Let’s assume that Jane has a mortgage of $300,000. She’s signed up for a two-year honeymoon rate at just 4.5%. After the first two years at the low rate, the standard variable rate reverts to 5.49%.
Jane inputs her figures into a honeymoon loan calculator and sees how much lower her repayments will be during the introductory term. Her budget shows her that she’s able to pay an additional $100 per month off her mortgage right from day one.
By paying this extra amount of money, the calculator shows her she’s able to pay off her mortgage three years and four months sooner. She also saves $41,373.79 in interest charges over the term of the loan.
Lump sum extra repayments
Not everyone has the available cash to spare in their budget to make additional payments every month. However, if you know you’re likely to get a Christmas bonus from work or a nice tax return, you can still make a one-off lump sum payment towards your mortgage.
Using a honeymoon loan calculator that gives you the option to include a lump sum extra repayment at a specified point of the loan is the ideal way to help you save money.
Jane still has the same $300,000 home loan amount and is still opting for the 4.5% honeymoon rate for the first two years. She knows the rate will revert to the standard variable rate of 5.49% once the introductory rate expires.
She also knows she’s likely to receive $3000 on her tax return in 11 months. She intends to use all of this as a lump sum extra payment towards her mortgage.
Using a good honeymoon loan calculator, she can see that her minimum payments are within her budget. She can also see that the lump sum payment only reduces her loan term by almost a year. However, she can see that she saves almost $5000 in interest over the term by contributing that lump sum.
Honeymoon rate comparison calculator
This tool is extremely valuable if you want to compare whether a honeymoon rate on your home loan will save you more money than choosing a discounted variable rate home loan instead.

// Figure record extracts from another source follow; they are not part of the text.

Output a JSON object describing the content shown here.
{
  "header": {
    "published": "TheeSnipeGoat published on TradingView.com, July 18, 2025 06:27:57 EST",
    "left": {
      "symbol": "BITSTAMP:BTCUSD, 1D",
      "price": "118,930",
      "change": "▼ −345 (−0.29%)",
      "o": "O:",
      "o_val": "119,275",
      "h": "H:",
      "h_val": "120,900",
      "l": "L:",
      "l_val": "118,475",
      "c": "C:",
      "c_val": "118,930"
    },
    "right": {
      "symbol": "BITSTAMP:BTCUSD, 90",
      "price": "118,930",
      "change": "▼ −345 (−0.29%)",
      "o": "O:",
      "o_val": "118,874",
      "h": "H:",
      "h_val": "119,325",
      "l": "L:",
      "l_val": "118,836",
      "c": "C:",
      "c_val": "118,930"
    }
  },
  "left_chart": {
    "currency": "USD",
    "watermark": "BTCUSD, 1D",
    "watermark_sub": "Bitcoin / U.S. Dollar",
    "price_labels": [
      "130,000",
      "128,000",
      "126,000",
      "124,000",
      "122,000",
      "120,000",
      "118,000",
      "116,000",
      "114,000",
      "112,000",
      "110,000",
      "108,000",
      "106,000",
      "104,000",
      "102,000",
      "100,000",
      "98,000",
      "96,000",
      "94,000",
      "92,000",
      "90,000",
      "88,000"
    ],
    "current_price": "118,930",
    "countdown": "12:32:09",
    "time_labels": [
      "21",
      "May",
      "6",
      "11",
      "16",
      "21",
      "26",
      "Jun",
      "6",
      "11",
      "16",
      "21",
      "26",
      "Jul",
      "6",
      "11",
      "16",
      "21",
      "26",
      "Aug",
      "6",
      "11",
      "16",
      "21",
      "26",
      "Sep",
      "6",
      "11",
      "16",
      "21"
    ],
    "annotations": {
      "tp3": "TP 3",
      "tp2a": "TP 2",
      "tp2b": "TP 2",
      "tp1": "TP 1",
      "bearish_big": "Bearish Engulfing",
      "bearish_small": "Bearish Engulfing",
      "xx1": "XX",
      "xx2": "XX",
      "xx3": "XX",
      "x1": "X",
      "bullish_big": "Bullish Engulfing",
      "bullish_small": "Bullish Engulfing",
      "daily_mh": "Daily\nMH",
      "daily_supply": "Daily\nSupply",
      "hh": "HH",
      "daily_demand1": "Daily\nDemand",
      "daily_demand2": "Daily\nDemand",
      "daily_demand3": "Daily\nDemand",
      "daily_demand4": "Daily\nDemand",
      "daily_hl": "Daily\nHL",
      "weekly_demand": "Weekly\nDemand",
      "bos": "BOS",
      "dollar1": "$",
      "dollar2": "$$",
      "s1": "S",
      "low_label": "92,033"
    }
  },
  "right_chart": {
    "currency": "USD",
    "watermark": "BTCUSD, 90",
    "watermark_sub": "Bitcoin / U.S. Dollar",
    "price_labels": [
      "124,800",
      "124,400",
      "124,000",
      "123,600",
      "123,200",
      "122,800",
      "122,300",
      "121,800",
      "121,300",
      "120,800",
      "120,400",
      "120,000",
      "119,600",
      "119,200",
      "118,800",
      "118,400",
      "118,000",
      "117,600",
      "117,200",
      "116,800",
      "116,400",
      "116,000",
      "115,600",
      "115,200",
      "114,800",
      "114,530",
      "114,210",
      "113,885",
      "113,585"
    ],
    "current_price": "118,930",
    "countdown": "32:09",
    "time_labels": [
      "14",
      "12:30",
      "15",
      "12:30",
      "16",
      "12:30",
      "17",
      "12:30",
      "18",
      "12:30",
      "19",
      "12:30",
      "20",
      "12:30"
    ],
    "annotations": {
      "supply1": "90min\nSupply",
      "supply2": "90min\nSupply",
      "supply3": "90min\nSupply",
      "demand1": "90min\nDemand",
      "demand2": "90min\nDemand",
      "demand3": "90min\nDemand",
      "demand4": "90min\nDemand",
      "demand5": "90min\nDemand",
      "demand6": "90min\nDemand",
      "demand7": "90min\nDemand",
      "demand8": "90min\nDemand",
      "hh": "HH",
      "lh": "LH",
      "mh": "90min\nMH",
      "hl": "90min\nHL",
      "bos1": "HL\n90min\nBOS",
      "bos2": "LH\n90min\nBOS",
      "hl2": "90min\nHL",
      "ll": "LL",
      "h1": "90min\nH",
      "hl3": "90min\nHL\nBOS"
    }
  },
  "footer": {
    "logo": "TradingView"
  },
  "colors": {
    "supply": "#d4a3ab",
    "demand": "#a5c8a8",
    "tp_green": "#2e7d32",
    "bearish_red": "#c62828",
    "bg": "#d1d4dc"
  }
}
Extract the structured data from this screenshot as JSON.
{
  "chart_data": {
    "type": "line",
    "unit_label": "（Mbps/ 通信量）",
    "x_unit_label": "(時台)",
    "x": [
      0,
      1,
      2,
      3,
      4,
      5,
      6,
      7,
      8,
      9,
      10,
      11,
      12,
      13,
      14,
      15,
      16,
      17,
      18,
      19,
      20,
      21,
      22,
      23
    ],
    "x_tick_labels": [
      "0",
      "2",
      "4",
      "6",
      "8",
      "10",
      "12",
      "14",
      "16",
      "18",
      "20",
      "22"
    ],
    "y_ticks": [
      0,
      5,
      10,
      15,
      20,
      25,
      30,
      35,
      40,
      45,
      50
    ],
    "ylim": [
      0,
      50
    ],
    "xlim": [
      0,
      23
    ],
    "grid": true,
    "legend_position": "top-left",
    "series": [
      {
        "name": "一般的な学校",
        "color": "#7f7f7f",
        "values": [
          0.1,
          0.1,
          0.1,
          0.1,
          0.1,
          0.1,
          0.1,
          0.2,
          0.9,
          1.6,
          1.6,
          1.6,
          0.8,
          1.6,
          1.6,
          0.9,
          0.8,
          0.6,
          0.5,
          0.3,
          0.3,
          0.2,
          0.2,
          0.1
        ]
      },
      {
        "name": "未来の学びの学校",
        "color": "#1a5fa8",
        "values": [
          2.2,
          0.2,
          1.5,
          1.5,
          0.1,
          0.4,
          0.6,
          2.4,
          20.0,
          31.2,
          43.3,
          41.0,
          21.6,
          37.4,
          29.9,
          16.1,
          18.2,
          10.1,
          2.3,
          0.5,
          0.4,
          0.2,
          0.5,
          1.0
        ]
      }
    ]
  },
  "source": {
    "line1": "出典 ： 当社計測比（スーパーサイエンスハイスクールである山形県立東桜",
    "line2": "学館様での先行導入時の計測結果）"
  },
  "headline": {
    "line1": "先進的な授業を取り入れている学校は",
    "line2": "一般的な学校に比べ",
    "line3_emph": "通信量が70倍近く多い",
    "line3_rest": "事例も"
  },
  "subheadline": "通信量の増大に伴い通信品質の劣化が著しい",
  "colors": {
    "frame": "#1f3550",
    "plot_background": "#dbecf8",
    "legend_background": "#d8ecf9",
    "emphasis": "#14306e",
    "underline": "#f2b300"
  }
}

The object behind these calculators is to work out the interest you’ll pay over the term of your loan for two different types of home loans. This gives you a clearer indication of which loan is better suited to your needs.
Jane has applied for a mortgage with a balance of $300,000. She likes the idea of the honeymoon rate at 4.5% that lasts for the first two years and she knows that the rate will revert to 5.49% once the introductory period ends. However, she also has the option of a discounted variable rate loan with an interest rate of just 5.08%.
Here’s how the comparisons look:
|Loan #1||Loan #2|
|Honeymoon Term||2 years||n/a|
|Total loan term||30 years||30 years|
|Monthly account fee||$8 per month||n/a|
|Total Interest Paid over Loan Term||$608,271.00||$585,559|
In this example, the discounted variable rate home loan ends up being $22,712 cheaper over the term of the loan than the honeymoon rate loan. Jane never would have realised this if she hadn’t taken the time to input her numbers into a good calculator before making her decision.